Researchers developed an Alzheimer's disease detection model based on brain magnetic resonance imaging (MRI) data collected from patients with and without Alzheimer's disease who visited Massachusetts General Hospital before 2019.

Next, the team tested the model on five data sets to see whether it can accurately detect Alzheimer's disease based on real data. Structure. In all five data sets, the accuracy of the model in detecting the risk of Alzheimer's disease is 90.2%.

One of the main innovations of this work is that it can detect Alzheimer's disease without being affected by other variables, such as age.

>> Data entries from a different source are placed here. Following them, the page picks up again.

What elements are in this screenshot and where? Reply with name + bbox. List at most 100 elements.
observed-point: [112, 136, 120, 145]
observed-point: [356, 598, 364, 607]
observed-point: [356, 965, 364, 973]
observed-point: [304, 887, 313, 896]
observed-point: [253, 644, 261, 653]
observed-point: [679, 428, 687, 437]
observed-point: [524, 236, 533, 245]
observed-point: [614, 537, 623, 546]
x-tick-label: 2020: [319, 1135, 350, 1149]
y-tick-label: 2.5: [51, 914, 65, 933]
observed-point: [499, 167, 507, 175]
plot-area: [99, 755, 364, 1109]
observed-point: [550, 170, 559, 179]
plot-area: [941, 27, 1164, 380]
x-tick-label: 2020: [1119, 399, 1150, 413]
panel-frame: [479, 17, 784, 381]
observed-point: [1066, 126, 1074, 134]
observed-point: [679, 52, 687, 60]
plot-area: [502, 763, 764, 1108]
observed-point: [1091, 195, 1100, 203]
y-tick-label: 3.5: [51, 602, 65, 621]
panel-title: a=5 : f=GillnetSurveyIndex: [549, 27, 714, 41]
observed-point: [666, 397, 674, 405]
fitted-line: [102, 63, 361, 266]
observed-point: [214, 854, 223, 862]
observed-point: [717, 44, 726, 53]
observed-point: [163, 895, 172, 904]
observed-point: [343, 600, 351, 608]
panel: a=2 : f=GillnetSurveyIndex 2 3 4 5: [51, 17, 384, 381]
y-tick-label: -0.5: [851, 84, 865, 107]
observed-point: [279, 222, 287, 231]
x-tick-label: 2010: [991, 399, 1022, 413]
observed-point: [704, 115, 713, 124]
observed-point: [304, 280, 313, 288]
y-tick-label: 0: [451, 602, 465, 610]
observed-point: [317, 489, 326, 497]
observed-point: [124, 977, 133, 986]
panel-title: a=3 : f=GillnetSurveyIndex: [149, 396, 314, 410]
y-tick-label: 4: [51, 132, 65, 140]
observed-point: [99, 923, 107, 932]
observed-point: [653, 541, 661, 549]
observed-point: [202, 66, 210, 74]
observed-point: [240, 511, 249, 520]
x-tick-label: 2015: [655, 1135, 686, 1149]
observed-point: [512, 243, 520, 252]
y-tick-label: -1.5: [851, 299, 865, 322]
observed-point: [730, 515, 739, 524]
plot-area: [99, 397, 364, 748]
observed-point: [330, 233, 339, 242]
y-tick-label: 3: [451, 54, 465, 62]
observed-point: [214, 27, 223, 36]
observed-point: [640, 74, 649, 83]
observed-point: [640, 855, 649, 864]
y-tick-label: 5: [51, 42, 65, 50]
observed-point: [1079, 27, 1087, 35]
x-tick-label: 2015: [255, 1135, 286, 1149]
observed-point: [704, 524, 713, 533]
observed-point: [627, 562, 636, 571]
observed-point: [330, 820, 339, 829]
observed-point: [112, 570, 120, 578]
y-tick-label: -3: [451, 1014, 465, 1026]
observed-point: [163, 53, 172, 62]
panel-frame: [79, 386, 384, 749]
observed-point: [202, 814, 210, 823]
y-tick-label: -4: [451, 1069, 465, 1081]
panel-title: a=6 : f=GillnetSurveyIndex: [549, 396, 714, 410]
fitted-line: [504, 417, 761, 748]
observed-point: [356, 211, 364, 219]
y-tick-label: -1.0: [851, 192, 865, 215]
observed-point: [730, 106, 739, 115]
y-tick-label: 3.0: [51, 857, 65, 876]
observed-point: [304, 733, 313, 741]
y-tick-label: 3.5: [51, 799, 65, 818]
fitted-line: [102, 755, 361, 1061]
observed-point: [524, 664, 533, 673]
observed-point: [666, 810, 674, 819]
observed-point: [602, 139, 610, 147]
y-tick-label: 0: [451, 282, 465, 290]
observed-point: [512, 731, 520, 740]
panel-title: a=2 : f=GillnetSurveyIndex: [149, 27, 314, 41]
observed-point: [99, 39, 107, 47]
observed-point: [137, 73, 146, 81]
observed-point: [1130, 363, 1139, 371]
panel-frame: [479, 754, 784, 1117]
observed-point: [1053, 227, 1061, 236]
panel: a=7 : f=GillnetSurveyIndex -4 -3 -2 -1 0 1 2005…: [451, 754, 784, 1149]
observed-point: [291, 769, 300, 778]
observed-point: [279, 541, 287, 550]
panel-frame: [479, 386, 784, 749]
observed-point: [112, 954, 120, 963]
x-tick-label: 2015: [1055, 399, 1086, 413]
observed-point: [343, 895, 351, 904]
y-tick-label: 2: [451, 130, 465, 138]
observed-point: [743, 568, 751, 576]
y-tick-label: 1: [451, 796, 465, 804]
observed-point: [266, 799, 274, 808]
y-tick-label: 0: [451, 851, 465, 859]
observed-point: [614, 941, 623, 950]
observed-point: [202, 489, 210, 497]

"Alzheimer's disease usually occurs in the elderly, so the deep learning model is usually difficult to detect more rare cases of early onset," Dr. Leming said.

Leming pointed out that another common challenge of disease detection (especially in the real environment) is to process data that is different from the training set. For example, the deep learning model trained on the MRI of the scanner made by GE may not recognize the MRI collected on the scanner made by Siemens.

The model uses uncertainty measurement to determine whether the patient data is too different from the training data to make a successful prediction.

"This is one of the few studies that use routinely collected brain MRI images to detect dementia. Although a large number of in-depth learning studies have been conducted to detect Alzheimer's disease from brain MRI, this study has taken a substantial step towards the practical implementation of this goal in the real world clinical environment," Leming said. "Our results - with cross-site, cross-time and cross-population universality - provide a strong case for the clinical application of this diagnostic technology."